Drawing "All the Buildings in New York"

Think of James Gulliver Hancock’s ongoing project “All the Buildings in New York” as the ink and paper Google Street View. An illustrator and world traveler, Hancock drew his way from Australia to France, England and the US before finally settling down in NY. In his notebooks he documented each city’s prevailing motifs, like rain in London and rooftops in Paris.

Hancock began to notice that each location seemed to him like a set piece of itself, the real version of the places he’s seen previously only in movies, and no city lived up to its image like New York City. With scenes in his mind from films by Woody Allen and Alfred Hitchcock as well as classics like BREAKFAST AT TIFFANY’S and WEST SIDE STORY, Hancock began to meticulously draw not only his immediate surroundings by ever street in the city. You can check out his progress on his blog.

But the idea isn’t quite as novel as you might think.
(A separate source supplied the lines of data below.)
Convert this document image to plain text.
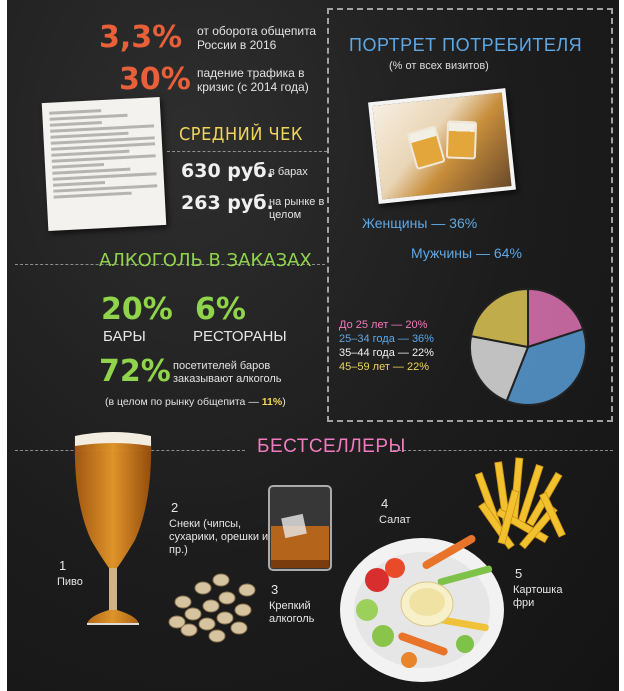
3,3% от оборота общепита России в 2016
30% падение трафика в кризис (с 2014 года)
СРЕДНИЙ ЧЕК
630 руб.
в барах
263 руб.
на рынке в целом
АЛКОГОЛЬ В ЗАКАЗАХ
20%
БАРЫ
6%
РЕСТОРАНЫ
72% посетителей баров заказывают алкоголь
(в целом по рынку общепита — 11%)
ПОРТРЕТ ПОТРЕБИТЕЛЯ
(% от всех визитов)
Женщины — 36%
Мужчины — 64%
До 25 лет — 20%
25–34 года — 36%
35–44 года — 22%
45–59 лет — 22%
БЕСТСЕЛЛЕРЫ
1
Пиво
2
Снеки (чипсы, сухарики, орешки и пр.)
3
Крепкий алкоголь
4
Салат
5
Картошка фри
In 1899, the Mail & Express newspaper company published a painstakingly rendered street view of Broadway in the book “A Pictorial Description of Broadway,” which now resides at the New York Public Library. “The result, as you can see here, is a 19th-century version of Google’s Street View, allowing us to flip through the images block by block, passing parks, churches, novelty stores, furriers, glaziers, and other businesses of the city’s past.”